Clinical Trial Details — Status: Not yet recruiting

Administrative data

• NCT number: NCT05806697
• Other study ID #: C20-70
• Status: Not yet recruiting
• Phase: N/A
• Start date: April 17, 2023
• Est. completion date: December 2029

Study information

• Verified date: April 2023
• Source: Institut National de la Santé Et de la Recherche Médicale, France
• Contact: Nadjia YOUNSI
• Phone: +331 42 16 75 15
• Email: nadjia.younsi[@]icm-institute.org
• Is FDA regulated: No
• Study type: Interventional

Clinical Trial Summary

A regional, single-center, prospective, observational academic cohort will follow subjects who previously participated in the INSIGHT study and who agree an extension of their follow-up in the INSIGHT-2 research for additional 5-6 years.

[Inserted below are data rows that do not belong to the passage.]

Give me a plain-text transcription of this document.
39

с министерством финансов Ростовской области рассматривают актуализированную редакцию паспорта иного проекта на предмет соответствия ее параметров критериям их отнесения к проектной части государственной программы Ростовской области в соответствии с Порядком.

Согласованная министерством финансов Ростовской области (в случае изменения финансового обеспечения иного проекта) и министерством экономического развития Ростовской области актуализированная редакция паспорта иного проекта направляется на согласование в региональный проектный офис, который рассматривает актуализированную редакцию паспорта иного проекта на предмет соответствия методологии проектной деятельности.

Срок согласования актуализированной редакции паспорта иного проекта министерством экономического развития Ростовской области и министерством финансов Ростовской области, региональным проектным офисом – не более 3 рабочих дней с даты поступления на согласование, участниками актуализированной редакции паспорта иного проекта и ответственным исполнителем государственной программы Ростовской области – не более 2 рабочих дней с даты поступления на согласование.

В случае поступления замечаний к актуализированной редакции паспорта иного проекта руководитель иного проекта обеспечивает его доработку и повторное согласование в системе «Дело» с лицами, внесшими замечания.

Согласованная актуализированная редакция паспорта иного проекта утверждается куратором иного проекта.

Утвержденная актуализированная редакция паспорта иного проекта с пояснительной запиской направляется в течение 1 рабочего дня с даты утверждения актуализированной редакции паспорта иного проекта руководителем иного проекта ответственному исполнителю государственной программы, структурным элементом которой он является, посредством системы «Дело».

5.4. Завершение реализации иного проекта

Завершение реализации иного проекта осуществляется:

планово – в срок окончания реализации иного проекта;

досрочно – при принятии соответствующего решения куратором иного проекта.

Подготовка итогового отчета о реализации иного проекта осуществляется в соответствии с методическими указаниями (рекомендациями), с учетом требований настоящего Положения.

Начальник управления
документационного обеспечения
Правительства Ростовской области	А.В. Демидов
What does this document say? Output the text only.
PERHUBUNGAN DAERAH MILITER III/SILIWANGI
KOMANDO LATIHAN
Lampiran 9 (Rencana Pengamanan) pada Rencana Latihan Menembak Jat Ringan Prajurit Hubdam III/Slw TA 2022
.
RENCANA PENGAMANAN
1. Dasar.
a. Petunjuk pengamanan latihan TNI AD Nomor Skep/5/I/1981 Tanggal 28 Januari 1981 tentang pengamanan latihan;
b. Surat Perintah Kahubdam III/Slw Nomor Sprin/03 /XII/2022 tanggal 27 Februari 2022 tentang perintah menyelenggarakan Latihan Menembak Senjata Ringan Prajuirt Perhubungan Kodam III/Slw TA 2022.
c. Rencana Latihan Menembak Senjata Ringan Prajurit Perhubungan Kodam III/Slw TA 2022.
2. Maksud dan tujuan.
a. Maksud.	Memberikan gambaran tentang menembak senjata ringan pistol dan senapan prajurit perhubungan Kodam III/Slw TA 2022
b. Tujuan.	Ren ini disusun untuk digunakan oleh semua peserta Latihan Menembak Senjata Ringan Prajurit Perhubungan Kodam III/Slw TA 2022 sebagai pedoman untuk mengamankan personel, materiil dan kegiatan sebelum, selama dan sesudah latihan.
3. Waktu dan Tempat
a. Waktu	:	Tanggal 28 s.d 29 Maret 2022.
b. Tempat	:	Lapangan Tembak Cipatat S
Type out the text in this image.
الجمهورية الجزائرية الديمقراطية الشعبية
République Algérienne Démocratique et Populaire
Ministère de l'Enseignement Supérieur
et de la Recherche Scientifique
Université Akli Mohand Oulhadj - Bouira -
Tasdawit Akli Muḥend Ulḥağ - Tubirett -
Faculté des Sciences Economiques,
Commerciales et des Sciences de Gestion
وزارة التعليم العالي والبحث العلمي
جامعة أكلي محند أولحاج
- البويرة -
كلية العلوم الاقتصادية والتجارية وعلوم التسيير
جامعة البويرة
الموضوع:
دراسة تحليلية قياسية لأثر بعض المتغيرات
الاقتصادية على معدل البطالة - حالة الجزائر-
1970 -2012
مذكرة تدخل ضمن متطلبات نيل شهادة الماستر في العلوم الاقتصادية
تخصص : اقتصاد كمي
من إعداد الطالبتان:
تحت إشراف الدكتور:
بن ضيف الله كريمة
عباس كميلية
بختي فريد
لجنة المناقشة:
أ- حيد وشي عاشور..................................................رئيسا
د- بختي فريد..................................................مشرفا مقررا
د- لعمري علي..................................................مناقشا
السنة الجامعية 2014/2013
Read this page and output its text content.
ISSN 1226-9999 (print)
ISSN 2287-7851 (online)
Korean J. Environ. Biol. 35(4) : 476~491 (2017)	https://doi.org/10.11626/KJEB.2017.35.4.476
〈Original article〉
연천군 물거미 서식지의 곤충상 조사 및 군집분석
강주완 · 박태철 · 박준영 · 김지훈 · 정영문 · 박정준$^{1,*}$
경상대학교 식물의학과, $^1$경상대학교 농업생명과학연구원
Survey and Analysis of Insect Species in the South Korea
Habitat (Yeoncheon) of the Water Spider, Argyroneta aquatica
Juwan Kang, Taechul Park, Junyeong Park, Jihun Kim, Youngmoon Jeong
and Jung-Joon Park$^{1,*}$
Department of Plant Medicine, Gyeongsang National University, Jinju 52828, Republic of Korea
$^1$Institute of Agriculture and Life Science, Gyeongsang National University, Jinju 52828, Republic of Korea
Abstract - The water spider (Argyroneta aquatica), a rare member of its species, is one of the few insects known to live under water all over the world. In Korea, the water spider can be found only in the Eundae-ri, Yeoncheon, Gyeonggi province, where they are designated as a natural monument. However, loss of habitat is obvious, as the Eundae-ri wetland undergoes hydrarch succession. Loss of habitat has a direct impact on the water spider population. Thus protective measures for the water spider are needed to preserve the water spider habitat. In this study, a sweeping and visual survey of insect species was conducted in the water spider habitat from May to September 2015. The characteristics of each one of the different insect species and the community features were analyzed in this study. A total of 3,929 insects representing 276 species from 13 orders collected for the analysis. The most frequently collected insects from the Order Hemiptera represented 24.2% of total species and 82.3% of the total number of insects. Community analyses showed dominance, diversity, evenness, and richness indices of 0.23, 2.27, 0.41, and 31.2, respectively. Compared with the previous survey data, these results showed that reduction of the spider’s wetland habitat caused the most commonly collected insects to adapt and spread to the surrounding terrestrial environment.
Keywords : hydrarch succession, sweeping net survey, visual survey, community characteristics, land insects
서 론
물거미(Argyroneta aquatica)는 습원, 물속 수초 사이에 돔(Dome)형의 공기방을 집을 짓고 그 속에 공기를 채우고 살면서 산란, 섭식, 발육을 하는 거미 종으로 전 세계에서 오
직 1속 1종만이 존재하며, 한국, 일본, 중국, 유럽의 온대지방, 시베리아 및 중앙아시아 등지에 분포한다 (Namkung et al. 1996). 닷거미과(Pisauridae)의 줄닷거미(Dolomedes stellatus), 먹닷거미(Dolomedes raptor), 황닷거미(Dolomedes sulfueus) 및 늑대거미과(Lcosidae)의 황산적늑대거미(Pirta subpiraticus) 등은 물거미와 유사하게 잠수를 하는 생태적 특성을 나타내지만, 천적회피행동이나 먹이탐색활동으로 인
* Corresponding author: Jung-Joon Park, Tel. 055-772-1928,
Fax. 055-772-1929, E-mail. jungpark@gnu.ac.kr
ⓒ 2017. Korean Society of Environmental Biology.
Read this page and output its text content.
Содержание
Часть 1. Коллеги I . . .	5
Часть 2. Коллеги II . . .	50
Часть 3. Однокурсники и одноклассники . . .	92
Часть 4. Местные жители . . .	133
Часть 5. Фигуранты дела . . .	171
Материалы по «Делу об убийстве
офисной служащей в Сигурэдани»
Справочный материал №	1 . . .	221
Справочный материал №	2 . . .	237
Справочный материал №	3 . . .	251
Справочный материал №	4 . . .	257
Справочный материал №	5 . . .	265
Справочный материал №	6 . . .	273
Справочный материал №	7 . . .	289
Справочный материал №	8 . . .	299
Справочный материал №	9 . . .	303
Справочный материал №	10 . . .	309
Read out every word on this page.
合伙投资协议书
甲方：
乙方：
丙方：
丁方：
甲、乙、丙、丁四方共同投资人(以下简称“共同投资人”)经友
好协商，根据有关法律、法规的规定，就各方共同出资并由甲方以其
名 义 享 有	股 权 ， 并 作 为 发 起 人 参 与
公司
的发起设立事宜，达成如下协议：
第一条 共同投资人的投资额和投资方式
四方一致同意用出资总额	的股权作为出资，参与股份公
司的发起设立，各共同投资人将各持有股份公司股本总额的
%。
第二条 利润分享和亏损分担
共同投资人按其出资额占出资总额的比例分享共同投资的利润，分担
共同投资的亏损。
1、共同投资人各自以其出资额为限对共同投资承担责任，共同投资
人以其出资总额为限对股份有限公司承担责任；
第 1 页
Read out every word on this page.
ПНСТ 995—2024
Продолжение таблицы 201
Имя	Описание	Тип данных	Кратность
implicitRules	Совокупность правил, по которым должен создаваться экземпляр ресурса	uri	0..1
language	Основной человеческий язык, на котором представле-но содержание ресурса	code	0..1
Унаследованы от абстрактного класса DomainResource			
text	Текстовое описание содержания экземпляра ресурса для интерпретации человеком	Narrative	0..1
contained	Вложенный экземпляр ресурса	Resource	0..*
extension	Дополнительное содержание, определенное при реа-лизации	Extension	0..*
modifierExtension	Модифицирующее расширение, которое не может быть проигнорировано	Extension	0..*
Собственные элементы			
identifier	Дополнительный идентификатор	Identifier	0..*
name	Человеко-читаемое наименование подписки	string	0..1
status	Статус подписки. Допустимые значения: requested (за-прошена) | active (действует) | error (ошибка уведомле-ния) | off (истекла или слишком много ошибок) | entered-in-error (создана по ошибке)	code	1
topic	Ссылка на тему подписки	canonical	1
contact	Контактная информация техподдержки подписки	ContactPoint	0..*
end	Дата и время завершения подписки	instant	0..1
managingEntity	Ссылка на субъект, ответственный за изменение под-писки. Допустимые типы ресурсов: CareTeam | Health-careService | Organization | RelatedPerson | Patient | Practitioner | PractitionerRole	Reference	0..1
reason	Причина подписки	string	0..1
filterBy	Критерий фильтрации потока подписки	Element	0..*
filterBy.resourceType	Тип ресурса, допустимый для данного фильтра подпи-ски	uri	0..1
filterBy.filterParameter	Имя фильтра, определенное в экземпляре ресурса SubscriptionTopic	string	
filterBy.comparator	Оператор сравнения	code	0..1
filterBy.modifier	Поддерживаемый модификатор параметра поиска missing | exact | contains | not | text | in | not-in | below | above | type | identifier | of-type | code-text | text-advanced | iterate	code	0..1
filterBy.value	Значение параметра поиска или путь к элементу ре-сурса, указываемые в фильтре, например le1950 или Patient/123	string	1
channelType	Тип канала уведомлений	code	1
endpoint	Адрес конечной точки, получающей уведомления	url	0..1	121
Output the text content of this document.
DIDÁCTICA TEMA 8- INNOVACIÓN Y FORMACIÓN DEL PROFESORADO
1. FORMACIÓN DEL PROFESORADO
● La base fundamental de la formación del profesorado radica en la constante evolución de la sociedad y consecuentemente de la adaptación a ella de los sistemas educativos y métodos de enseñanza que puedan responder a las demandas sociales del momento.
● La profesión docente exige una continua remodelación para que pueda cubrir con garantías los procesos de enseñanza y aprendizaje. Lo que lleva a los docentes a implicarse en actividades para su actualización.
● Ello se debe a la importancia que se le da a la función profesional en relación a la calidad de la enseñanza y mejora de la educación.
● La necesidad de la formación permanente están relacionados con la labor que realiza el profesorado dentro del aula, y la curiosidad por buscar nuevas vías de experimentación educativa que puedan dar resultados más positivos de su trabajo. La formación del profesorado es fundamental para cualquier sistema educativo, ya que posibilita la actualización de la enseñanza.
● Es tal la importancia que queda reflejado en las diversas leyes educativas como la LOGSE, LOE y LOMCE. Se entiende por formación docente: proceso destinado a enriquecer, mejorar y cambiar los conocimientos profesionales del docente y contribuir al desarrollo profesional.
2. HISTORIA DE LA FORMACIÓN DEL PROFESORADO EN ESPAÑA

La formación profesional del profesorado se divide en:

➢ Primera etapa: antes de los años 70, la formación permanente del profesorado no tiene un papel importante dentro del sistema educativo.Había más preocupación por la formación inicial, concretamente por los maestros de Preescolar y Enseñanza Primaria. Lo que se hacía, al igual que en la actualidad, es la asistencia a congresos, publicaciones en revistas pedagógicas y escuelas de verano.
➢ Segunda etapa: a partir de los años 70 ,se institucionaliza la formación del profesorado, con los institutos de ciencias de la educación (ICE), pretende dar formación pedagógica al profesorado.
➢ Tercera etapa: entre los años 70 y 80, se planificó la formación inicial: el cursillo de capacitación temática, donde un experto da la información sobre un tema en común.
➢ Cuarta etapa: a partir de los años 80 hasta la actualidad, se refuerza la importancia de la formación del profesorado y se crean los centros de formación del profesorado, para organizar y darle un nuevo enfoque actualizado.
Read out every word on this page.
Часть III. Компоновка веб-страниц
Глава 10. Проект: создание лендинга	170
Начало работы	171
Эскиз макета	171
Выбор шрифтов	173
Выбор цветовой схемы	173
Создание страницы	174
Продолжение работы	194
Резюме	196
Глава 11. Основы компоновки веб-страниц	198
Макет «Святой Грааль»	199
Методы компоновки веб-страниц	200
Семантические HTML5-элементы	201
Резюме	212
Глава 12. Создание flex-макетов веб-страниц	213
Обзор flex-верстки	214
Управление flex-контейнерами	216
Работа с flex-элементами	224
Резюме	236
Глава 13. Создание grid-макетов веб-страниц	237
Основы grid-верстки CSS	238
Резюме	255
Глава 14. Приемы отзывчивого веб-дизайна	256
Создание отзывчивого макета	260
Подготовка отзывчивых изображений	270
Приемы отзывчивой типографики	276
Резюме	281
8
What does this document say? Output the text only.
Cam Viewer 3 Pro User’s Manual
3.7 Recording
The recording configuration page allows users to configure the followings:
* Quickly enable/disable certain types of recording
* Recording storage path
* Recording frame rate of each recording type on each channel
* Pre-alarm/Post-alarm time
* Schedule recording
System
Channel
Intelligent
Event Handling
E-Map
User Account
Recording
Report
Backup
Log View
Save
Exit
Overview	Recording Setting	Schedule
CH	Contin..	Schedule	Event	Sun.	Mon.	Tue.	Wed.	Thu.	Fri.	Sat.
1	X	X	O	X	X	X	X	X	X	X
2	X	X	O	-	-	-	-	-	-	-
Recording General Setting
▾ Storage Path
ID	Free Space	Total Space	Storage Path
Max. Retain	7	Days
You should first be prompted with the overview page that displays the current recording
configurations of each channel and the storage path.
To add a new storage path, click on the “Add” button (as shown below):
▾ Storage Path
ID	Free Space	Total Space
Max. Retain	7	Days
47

An annual multimodal evaluation (cognitive, oculomotor, biological and neuroimaging) will be proposed in order to describe the natural history of preclinical Alzheimer's disease (AD). The primary endpoint is the conversion to the symptomatic stage in subjects at risk, identified by positive amyloid staining (A+) on florbetapir positron emission tomography (PET) imaging. The size of the cohort is estimated to around 240 participants (61 A+ subjects) among the 318 participants included in the main cohort (88 A+ subjects). The follow-up in the INSIGHT-2 cohort will be lightened compared to that of the main cohort with an annual frequency of visits rather than a six-monthly one.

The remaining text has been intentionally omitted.